Another effective strategy for hot-weather work is helping workers build up a tolerance to heat. The human body is very adaptable, and workers’ bodies can become accustomed to working in very hot and humid conditions, but it takes time. Allowing workers to gradually become acclimated to those conditions will reduce the potential for problems. For example, workers can build up the number of hours they spend outside each day over a five-day period.

Reducing the hazards
Safety professionals know that one of the best ways to address any problem is to engineer the hazard out of the workplace. There are ways to do that with heat-related issues.

Scheduling properly is one of the most effective. Supervisors can make arrangements so that heavy work is not performed when the sun is at the highest point in the sky, typically from about 10:00 a.m. to 2:00 p.m. In addition, schedules can be arranged so workers start earlier in the morning on the hottest days. I recall one project that involved digging river rock on an August day. A laborer who failed to eat and drink properly collapsed of heat exhaustion in the early afternoon. The supervisor could have avoided the situation by having the worker come in earlier and stop the heavy work in the mid-morning hours. He could also have switched to less-strenuous tasks until the mid-day heat passed.

Other engineering approaches can include providing ventilation or portable air conditioning, using shields to reflect radiant heat sources, and making sure that there are no inadvertent sources of heat (such as leaky steam lines) adding to the problem

Personal protective equipment can also contribute to heat-related illnesses. Special clothing, such as that worn to protect against arc flash in electrical settings, may impair the body’s normal cooling activities. In these situations, the safety benefits provided by the PPE outweigh the risks, but supervisors must be especially alert to the potential for heat exhaustion. More-frequent breaks for water and cool-down periods may be advisable.

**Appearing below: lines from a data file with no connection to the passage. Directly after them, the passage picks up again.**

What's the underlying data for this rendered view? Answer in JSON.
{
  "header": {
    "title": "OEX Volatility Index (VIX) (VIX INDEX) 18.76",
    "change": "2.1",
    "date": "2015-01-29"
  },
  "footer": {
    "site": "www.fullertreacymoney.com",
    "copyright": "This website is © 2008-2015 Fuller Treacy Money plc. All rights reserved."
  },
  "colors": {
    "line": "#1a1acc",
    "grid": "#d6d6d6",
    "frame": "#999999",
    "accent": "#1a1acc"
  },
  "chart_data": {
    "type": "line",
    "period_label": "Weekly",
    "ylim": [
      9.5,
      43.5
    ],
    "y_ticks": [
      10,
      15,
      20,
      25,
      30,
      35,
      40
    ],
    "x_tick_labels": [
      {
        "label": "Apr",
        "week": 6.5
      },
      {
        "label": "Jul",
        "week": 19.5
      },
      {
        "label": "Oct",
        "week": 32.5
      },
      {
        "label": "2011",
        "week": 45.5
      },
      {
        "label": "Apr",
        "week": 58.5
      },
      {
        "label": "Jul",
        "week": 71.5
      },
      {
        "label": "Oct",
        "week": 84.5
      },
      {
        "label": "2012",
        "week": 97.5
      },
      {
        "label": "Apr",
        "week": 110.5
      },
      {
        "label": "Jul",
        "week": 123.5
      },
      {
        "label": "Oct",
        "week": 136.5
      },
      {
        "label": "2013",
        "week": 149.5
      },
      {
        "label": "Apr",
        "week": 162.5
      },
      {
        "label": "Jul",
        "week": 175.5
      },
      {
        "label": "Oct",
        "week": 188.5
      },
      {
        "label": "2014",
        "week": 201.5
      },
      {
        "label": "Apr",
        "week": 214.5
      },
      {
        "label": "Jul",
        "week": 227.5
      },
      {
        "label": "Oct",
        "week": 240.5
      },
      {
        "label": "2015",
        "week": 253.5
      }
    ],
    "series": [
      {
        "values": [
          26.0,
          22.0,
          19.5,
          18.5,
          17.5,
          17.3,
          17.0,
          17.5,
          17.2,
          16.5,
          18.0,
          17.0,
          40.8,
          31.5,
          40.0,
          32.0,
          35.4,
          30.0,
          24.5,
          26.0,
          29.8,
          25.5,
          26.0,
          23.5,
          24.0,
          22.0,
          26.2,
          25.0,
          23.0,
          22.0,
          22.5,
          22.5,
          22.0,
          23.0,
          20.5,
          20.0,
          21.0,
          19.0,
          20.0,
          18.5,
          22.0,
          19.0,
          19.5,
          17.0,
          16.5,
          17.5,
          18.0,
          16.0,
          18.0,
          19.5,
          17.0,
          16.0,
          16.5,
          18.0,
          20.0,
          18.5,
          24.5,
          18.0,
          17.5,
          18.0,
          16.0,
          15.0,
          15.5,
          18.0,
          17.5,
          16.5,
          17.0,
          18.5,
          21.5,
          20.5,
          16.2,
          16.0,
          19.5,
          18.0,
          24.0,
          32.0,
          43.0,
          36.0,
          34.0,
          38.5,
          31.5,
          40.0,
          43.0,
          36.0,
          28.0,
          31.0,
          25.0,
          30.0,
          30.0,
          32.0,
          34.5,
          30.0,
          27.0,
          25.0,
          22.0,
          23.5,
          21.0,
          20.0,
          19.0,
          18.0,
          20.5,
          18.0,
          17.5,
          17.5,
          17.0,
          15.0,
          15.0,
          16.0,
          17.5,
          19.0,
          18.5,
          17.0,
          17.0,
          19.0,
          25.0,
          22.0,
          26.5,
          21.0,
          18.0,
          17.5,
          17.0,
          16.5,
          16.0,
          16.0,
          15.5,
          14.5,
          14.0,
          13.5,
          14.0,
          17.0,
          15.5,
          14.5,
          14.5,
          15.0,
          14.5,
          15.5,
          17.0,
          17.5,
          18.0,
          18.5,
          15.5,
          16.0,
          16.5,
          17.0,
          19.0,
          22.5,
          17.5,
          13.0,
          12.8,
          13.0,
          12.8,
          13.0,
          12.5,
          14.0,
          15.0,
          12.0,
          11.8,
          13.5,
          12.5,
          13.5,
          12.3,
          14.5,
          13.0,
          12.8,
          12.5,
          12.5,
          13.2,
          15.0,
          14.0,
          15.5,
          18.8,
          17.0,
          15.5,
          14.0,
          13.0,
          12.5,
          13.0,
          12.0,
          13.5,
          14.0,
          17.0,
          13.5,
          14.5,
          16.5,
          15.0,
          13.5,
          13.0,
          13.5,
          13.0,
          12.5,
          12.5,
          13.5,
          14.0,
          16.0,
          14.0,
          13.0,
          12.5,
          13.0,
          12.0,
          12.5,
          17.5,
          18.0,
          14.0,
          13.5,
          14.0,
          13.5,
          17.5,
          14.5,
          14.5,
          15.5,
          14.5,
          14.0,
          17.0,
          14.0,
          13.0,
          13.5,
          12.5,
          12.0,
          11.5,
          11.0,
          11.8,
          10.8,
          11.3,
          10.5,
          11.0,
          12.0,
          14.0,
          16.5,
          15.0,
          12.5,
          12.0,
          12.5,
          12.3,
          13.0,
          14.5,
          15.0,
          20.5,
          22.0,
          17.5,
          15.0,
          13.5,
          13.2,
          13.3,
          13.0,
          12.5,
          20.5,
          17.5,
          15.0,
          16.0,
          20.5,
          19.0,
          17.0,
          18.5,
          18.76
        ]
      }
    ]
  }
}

Supervisors also need to monitor workers to ensure that they are not reducing safety protection in an effort to improve personal comfort. A common example of this is workers loosening the straps on fall protection harnesses to reduce discomfort caused by sweating and chafing.

Heat-related illness in the winter?
A final consideration about heat-related illnesses is one that surprises many people. They can happen during the chilliest winter weather. The biggest issue is heat exhaustion caused by dehydration.

Outdoor workers wear extra layers of clothing to stay warm, and those layers trap body heat, which leads to perspiration. If workers don’t drink water to replace the lost fluid, they can become dehydrated. In addition, many workers will choose not to drink, because they want to limit the number of trips they’ll have to make to the facilities (typically, a freezing portable toilet).

However, if they become severely dehydrated, they’ll exhibit the same symptoms you’ll see in summer heat exhaustion. By the time they notice the cramping, they’ll probably be unable to keep working and may need medical attention.

Supervisors can prevent these problems by making sure workers are aware of the dangers and monitoring their activities. It’s just as important to provide drinking water during cold weather, and even more important to encourage workers to drink it.